Cierto día, al mencionado mercado del Baratillo llegó un joven sacerdote jesuita, llamado Francisco Del Castillo (1615- 1673). Los estudios de teología le habían costado un poco, no deslumbraba como otros grandes predicadores de su orden, sin embargo, voluntad para hacer el bien nunca le faltó. Cuando era estudiante soñaba con ir de misiones fuera de Lima, pero nunca se pudo concretar nada. Llevaba también en el corazón el dolor por los esclavos que veía, por las mujeres abandonadas a su suerte y los niños huérfanos.
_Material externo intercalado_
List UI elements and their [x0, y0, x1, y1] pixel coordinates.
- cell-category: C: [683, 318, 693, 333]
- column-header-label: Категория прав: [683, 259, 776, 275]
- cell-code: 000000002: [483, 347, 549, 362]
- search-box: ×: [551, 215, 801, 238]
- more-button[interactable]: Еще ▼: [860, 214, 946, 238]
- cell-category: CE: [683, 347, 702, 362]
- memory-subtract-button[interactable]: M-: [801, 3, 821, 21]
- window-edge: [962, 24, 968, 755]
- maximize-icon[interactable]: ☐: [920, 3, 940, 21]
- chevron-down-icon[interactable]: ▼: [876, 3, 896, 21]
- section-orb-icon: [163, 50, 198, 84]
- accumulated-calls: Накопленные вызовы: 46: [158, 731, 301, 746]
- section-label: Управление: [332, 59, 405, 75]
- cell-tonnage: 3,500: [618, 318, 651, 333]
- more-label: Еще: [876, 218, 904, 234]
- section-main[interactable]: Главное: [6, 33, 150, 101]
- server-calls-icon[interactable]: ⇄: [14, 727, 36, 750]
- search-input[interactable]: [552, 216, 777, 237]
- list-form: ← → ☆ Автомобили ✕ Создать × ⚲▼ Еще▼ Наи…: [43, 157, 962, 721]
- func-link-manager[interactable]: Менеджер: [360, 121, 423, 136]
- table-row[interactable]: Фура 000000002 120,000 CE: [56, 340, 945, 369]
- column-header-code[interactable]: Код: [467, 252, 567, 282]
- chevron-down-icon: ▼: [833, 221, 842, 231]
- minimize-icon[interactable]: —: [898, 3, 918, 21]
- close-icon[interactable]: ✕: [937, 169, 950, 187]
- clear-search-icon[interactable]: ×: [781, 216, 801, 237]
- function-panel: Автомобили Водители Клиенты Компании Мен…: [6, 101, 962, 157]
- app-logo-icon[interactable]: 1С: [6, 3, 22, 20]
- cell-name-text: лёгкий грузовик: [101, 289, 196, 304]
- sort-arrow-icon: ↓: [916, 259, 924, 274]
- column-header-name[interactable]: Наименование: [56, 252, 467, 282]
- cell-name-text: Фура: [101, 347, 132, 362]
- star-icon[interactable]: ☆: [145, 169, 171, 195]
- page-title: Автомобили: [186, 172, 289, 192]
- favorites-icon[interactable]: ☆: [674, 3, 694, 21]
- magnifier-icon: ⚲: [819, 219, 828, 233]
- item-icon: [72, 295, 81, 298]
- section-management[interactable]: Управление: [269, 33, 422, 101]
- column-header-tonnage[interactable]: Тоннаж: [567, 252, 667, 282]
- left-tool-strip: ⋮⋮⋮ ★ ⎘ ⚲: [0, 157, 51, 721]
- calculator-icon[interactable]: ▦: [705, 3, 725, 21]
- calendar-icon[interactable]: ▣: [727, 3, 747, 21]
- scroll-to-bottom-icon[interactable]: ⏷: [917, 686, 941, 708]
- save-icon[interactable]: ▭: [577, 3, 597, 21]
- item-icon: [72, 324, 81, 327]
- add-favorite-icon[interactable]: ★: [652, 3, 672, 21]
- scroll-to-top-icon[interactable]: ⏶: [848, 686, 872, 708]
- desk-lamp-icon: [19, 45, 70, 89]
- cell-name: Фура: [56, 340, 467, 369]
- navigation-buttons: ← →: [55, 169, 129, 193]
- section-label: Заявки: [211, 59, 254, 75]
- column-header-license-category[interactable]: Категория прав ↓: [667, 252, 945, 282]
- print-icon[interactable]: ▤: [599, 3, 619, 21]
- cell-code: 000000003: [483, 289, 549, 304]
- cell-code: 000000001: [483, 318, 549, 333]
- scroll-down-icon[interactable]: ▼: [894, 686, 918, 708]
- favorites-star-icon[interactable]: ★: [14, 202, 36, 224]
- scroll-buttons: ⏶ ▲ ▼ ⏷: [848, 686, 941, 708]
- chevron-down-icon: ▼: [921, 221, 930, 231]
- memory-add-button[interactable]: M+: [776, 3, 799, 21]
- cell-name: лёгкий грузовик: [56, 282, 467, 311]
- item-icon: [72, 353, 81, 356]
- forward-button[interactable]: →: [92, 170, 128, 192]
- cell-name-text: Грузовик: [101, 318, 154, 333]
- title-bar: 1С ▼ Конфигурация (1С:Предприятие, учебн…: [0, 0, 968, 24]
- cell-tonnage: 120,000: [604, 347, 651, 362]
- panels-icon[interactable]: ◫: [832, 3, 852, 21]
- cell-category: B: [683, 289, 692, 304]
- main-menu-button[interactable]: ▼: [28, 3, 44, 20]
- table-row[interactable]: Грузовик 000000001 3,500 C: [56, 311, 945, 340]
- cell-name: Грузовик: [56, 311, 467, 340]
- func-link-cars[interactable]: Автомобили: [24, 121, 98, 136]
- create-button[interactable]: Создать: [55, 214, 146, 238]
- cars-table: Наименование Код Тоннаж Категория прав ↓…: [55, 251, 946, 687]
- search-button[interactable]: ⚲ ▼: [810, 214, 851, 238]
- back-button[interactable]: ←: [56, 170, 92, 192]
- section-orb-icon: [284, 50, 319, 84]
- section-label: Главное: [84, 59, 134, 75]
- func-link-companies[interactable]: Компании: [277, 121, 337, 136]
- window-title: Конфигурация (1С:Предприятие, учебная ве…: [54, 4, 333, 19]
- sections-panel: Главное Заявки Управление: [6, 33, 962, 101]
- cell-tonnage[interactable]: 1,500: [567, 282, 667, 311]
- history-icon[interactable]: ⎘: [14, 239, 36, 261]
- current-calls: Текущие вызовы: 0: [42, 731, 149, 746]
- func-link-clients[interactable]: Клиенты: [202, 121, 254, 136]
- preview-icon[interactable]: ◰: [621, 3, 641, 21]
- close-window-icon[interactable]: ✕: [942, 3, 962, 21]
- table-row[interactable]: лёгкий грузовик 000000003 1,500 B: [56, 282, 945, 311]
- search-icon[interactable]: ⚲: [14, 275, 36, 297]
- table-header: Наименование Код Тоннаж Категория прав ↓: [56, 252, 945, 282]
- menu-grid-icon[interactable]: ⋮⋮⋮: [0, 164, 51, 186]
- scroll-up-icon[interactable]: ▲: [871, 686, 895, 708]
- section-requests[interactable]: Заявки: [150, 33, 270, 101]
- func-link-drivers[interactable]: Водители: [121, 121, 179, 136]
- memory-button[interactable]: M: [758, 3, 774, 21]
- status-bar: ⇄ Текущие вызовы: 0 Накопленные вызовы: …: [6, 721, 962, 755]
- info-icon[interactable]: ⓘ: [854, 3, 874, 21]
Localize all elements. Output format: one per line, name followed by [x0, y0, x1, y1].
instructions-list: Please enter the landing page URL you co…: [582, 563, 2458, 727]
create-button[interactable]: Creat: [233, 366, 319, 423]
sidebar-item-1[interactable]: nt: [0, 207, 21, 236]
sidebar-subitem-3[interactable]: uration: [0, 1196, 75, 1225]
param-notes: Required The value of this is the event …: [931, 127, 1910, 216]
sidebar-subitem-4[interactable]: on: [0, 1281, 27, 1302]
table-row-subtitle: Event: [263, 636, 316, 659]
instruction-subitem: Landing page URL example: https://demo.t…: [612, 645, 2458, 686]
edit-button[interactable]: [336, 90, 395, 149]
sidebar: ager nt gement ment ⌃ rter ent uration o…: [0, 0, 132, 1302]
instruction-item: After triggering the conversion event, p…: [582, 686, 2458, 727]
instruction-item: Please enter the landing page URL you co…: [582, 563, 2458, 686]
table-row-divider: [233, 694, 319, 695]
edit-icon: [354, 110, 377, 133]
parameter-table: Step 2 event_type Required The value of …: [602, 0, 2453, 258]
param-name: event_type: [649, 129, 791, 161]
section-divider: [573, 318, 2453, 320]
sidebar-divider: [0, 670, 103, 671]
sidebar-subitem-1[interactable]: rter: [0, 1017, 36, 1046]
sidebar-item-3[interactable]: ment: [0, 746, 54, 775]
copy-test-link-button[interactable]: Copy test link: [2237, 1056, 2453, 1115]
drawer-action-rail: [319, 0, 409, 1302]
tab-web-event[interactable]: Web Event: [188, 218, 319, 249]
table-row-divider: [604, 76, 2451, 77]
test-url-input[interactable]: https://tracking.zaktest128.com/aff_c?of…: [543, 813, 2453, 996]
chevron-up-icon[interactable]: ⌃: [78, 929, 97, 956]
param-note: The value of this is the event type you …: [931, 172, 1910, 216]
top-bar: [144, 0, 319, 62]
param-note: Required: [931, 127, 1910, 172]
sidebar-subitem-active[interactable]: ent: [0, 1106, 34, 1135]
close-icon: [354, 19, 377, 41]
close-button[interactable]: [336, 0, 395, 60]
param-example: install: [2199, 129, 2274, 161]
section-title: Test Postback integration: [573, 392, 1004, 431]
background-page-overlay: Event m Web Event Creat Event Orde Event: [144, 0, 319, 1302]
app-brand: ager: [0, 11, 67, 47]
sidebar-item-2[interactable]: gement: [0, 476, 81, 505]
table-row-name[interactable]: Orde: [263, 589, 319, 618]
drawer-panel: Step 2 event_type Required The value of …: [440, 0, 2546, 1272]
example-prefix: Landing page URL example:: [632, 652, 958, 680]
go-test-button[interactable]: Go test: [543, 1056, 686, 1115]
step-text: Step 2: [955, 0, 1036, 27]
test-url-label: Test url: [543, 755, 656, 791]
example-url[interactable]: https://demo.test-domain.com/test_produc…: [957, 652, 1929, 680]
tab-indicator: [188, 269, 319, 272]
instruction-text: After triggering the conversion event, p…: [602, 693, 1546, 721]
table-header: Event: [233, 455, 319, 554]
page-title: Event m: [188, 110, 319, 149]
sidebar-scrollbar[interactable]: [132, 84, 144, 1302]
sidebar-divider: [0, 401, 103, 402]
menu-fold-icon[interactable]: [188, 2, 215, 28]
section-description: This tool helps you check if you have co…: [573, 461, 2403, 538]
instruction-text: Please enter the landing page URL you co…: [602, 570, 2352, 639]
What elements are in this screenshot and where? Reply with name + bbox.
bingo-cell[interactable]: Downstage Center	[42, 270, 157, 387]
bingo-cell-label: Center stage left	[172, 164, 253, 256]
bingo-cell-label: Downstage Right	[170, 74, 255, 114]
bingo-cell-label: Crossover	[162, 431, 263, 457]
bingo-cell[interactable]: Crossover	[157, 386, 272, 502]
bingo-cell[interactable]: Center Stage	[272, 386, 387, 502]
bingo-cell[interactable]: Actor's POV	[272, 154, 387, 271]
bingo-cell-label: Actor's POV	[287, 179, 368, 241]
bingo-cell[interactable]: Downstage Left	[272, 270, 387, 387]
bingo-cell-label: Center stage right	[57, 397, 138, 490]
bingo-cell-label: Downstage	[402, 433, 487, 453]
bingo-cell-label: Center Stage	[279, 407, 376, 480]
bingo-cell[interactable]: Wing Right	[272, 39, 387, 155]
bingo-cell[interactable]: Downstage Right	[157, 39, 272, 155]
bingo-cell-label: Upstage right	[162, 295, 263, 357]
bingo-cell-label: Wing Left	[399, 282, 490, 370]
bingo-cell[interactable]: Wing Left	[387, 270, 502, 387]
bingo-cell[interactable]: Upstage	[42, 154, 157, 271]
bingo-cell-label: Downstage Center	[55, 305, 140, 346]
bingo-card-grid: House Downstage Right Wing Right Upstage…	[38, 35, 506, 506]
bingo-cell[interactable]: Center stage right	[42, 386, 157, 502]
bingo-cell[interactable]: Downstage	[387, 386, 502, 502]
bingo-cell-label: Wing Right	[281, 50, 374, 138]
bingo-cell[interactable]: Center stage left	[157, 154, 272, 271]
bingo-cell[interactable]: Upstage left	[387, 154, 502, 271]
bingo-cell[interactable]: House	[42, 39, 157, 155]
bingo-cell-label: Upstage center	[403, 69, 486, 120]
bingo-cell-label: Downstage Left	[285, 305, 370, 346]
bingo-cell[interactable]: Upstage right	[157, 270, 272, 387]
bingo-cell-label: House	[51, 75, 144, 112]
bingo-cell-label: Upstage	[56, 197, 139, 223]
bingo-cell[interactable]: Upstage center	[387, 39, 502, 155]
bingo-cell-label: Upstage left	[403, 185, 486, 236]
Así llegó a aquel mercado, con una cruz en mano, a predicar el Evangelio sobre una tarima. Al terminar su prédica cotidiana, la traducía a los esclavos, a los indígenas y a los pobres, llevándoles abrigo, comida, una palabra, una mirada, algo que curase sus heridas. Fueron muchos a los que dicho sacerdote llevó el consuelo y aquel mercadillo se volvió una plaza desde donde se propagaba la fe y renacía la esperanza.
La presencia sacerdotal del Padre Del Castillo en la segunda mitad del siglo XVII en Lima fue providencial: la ciudad veía todos los días a aquel jesuita que abría la Iglesia de los Desamparados, daba un sermón, asistía a las mujeres en riesgo en una casa de acogida, procuraba dar educación y techo a los niños y curaba las heridas a los esclavos, que en él veían la presencia del Dios cristiano.
Aquel siervo de Dios suscitaba la esperanza en los marginados y ellos, en medio de sus dolores y sus pocas alegrías, le transparentaban la presencia de Dios, del Dios que vive en la ciudad.